Spring Cleaning?

It has been almost a year since we talked about the Areas of Concern that dot our Great Lakes with toxic sediments. It’s been half-a-year since the US House approved triple funding for the Great Lakes Legacy Act the federal program that helps states and localities clean up these dangerous pollutants. And it has been about the same amount of time since one Senator from Oklahoma shot down the increased funding and put us right back where we started. But the US House has just passed another water bill that would triple the authorization for this clean up program and the US Senate is expected to consider the bill this spring.

Twenty-six sites in New York State are responsible for more than 99 percent of the toxic chemical pollution on the US side of the Great Lakes basin. Ugh. The Buffalo and Niagara Rivers that flow through Buffalo, New York and into Lake Ontario and Erie have an amazing inventory of chemicals and dangerous pollutants.

Buffalo was a magnet for industry at the turn of the last century – it had hydropower, a significant rail network and the Erie Canal – industry and then chemical companies moved in and began using up and abusing the fresh water. Years later, after these companies fled or closed shop, they left behind a destructive, toxic legacy in the same formerly pristine waters that flow through Buffalo and into Lakes Erie and Ontario.

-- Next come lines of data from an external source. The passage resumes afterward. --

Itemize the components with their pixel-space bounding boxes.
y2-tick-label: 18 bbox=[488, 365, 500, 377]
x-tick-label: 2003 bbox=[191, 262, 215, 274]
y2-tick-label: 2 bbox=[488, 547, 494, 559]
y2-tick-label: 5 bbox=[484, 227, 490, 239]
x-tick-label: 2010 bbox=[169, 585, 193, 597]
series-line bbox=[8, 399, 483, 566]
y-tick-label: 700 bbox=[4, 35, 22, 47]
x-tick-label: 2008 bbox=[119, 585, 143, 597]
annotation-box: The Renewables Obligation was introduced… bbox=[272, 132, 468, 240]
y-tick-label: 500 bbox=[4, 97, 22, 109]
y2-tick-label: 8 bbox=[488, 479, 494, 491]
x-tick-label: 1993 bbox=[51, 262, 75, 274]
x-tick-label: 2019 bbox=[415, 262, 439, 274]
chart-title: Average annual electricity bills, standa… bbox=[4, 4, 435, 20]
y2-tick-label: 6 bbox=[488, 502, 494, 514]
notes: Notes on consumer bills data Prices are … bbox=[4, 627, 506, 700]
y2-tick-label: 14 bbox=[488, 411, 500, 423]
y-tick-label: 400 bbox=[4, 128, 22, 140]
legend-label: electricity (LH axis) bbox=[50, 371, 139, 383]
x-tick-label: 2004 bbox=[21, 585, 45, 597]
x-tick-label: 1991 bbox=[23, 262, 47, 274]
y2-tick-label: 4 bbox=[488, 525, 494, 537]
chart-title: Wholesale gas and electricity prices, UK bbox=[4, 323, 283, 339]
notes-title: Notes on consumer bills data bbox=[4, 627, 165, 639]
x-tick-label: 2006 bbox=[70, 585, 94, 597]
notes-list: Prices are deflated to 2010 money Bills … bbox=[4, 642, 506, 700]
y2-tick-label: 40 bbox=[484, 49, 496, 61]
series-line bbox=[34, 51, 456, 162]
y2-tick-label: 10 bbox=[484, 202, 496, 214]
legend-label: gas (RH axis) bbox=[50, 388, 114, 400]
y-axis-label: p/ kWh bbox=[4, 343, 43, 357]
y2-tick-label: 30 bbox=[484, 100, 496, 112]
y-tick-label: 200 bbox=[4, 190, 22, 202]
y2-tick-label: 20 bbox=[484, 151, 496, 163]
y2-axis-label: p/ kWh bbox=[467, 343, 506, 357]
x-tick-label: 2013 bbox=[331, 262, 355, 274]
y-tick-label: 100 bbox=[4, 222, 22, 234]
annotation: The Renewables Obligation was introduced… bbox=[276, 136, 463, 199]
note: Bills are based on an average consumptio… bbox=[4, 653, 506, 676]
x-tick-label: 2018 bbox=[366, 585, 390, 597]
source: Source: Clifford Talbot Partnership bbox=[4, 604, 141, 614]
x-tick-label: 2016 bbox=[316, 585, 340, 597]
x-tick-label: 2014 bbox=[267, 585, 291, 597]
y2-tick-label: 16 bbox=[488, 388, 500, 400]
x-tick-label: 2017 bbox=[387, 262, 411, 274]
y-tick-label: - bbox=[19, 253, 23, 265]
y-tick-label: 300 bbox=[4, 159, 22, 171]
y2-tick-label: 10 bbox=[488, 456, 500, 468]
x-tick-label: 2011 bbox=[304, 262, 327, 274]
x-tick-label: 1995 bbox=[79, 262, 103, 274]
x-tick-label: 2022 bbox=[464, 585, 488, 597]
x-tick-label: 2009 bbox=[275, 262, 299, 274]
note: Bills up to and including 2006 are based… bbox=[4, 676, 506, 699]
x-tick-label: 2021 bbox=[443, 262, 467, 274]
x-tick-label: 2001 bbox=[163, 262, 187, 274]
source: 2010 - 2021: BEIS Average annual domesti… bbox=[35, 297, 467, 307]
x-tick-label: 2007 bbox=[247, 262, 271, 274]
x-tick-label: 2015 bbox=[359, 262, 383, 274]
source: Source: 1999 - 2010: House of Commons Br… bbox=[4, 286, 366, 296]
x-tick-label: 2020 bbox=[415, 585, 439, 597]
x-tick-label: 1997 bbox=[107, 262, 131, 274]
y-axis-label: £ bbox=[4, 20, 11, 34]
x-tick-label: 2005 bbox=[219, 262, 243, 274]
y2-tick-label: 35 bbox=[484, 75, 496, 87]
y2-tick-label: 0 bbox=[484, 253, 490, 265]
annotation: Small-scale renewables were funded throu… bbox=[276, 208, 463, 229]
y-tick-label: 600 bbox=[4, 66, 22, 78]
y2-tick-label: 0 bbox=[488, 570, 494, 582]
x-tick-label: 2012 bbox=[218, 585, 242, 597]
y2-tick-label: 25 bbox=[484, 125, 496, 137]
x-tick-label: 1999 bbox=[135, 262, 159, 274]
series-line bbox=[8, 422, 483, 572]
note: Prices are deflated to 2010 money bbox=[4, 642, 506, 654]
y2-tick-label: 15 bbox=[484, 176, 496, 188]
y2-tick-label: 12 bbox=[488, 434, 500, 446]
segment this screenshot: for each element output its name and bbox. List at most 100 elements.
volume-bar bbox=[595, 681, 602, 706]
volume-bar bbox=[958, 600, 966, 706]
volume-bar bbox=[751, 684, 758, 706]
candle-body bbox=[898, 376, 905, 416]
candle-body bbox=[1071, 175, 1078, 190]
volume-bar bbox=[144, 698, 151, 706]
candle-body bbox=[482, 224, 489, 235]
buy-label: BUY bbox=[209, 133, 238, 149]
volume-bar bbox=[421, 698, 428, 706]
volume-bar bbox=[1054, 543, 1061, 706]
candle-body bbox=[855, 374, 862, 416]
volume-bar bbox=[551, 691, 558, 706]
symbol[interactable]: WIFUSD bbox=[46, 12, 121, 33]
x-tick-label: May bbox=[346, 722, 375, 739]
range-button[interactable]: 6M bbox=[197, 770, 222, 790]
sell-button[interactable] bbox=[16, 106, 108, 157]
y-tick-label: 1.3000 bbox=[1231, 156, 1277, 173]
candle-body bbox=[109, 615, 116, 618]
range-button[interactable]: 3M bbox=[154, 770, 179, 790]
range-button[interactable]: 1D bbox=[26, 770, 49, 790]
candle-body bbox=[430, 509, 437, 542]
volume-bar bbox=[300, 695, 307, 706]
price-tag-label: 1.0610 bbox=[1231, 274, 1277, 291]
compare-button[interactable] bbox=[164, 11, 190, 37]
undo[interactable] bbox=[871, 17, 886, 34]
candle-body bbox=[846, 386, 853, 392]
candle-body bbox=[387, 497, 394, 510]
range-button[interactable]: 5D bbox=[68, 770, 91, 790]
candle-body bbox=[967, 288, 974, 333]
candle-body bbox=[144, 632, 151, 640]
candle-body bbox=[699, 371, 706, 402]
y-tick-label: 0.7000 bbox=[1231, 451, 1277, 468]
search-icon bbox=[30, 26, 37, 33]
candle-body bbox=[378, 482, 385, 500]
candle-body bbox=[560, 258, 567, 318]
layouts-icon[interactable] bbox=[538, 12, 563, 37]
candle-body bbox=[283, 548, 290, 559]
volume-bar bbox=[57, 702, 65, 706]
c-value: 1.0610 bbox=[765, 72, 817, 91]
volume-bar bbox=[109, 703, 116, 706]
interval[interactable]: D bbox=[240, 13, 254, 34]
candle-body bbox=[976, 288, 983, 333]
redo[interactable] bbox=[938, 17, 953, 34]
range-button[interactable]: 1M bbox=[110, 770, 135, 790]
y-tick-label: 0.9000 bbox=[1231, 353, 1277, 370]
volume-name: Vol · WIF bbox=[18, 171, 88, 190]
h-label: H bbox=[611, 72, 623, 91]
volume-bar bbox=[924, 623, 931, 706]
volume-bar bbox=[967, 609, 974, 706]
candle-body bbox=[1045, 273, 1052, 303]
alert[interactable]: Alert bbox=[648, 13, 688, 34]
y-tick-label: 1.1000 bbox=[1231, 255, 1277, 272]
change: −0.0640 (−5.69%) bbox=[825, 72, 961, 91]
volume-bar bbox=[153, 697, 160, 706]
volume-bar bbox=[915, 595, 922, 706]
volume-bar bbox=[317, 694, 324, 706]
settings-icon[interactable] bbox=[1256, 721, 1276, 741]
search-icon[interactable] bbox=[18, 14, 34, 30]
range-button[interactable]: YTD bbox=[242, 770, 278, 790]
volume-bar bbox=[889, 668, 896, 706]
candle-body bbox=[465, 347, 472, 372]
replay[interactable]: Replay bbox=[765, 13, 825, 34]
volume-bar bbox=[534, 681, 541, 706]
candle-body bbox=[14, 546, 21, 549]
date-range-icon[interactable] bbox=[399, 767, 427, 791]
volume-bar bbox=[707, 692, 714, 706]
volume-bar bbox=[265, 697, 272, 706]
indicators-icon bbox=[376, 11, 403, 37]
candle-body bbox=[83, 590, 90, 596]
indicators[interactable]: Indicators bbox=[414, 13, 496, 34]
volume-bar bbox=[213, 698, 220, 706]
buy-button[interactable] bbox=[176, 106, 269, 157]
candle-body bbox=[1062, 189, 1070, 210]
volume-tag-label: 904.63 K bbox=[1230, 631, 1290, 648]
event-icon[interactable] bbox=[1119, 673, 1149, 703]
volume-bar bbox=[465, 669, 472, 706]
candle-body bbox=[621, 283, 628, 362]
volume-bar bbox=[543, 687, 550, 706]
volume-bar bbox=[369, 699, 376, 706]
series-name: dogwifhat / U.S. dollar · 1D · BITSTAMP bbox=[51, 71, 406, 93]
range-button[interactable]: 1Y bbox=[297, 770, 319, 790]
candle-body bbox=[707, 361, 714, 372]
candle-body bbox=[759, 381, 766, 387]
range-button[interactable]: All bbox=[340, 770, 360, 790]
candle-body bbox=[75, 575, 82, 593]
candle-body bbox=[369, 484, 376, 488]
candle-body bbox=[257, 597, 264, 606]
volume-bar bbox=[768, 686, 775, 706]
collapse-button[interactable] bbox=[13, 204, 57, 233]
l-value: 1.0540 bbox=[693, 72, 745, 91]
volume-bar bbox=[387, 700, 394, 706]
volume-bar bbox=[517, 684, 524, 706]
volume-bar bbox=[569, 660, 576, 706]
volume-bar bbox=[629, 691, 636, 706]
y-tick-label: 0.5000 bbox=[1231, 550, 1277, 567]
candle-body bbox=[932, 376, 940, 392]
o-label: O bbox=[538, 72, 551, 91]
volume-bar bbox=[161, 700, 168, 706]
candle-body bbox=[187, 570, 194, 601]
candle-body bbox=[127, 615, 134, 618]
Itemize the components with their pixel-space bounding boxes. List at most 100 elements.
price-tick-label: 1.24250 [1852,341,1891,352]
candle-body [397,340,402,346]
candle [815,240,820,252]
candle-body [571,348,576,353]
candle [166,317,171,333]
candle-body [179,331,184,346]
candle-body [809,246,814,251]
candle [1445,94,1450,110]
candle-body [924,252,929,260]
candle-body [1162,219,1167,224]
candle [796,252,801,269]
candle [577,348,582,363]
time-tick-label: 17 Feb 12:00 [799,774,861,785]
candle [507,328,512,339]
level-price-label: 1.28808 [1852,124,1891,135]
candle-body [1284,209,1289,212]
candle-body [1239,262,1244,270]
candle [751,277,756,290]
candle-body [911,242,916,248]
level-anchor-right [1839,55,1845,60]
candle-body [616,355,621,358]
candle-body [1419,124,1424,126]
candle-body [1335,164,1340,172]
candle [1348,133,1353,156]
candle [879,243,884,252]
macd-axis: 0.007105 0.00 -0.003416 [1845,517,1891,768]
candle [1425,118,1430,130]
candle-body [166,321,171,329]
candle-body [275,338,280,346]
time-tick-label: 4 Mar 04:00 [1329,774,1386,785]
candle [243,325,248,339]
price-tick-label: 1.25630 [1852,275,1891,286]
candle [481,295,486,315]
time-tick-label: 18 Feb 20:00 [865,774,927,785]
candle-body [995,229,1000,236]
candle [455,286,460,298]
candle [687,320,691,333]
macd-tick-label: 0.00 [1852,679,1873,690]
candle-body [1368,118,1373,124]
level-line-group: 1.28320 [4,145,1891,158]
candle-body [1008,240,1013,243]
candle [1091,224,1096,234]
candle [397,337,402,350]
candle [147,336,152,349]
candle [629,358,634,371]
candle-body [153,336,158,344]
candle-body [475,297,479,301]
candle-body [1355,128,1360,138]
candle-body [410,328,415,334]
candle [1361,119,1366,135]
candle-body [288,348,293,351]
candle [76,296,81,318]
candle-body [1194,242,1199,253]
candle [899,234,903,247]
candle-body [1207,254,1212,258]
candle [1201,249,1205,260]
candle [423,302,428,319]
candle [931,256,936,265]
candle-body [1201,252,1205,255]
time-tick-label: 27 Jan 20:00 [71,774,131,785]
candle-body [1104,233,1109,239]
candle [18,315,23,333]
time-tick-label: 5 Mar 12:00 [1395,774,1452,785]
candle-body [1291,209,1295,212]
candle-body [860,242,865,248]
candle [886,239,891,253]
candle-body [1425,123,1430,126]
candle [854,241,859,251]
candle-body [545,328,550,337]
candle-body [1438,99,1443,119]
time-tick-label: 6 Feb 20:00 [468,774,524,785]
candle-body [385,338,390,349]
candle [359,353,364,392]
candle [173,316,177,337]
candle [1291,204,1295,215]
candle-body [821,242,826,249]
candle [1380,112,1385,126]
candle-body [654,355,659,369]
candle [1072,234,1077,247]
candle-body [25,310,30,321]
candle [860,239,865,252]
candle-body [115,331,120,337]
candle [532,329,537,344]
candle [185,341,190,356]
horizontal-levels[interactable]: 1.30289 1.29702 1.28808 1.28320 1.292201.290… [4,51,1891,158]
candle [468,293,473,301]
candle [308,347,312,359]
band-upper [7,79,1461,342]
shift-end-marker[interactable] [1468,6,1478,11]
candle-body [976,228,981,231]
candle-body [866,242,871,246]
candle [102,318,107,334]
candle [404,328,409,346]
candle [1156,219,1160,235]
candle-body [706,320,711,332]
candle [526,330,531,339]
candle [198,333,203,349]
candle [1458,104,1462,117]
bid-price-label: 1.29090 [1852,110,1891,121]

“What was left behind was a skeleton of the industrial and chemical revolution,” said Jill Spisiak Jedlicka of the Buffalo Niagara Riverkeeper. A skeleton buried in the rivers’ sediments and underneath the fractured bedrock that the city sits upon where toxins find their way through numerous fissures into the Niagara River and the Lakes.

There are two major Areas of Concern in the Queen City – several miles of the Buffalo River and another 37 miles of toxic muck in the Niagara River – totaling a 1400 square mile geographic range.
Buff River at Erie Harbor

The bed beneath the Buffalo River is contaminated with hazardous waste, PCBs, chlordane, PAH’s and plenty of raw sewage – there are 45 inactive hazardous waste sites within this one AOC.

The Niagara River has its own problems – as late as the 1980s cities and industrial facilities were allowed to discharge their waste into the river. This AOC has inactive hazardous waste sites, contaminated sediment, combined sewer overflows, urban and rural run off and regular old-fashion pollution.

But the Buffalo Niagara River Keeper has successfully negotiated Great Lakes Legacy Act funding for the Buffalo River and are responsible for the river’s Remedial Action Plan. After years of research and planning, efforts to clean up the sediments that lie at the bottom of the river will be underway by the end of this year. There will literally be shovels in the dirt because of the work of countless people and with the help of federal funding from the GLLA.

“It didn’t happen overnight and that is the hardest sell with Congress,” said Spisiak Jedlicka, “Especially with those congressmen from outside the Great Lakes region, they want to see it happen right away. These problems are so complex and the solutions don’t come overnight.”

So far, the GLLA has required localities to find funding to match the federal government – a 65/35 split. This worked out for the Buffalo River project because Albany came to the table with an open purse. But this match has been a real problem for other AOC’s especially those known as “orphans” because the polluters are no longer in business and/or have left the area – there is no one to hold responsible. One way to deal with this, according to Spisiak Jedlicka would be to allow the EPA to take mitigating circumstances into account. “The EPA should have the ability to negotiate the matching numbers based on the individual situation,” she suggests.

Under the House water bill the matching funds are addressed. There are also funds for habitat restoration that did not exist in the previous GLLA authorizations. Spisiak Jedlicka says that habitat restoration plays a big role in successful remediation of a toxic site because it is the ingredient that brings the fish back to edible and helps the waters stay clean for drinking and swimming.

But none of this will matter if the US Senate doesn’t see how important this program is to the future of our nation’s largest source of surface fresh water when it considers the $19.4 billion Water Quality Investment Act of 2009 (HR 1262). Last year when Congress debated reauthorizing the GLLA, Spisiak Jedlicka said the riverkeeper’s work was affected, “knowing we were next in the queue to start remediation we sped up our schedule [on the Buffalo River] because we were so concerned that the legacy act would not be reauthorized. Now, knowing there is a larger authorization [$150 million a year in the House water bill] on the table allows us to evaluate things more thoroughly and take those extra few months to make the correct decisions when it comes to remediation of the 37 miles of the Niagara River that we have to clean up too.”

It has been nearly 20 years since Congress passed a Water authorization bill. That is too long to neglect toxic hot spots, aging sewage systems and crumbling wastewater facilities. The House water bill triples funding for the Great Lakes Legacy Act to $150 million a year, addresses some of the concerns over matching funds and allows some of the money to go toward habitat restoration. This funding is nothing short of crucial to our region and for the restoration of the Great Lakes but it is in a very vulnerable position in the US Senate.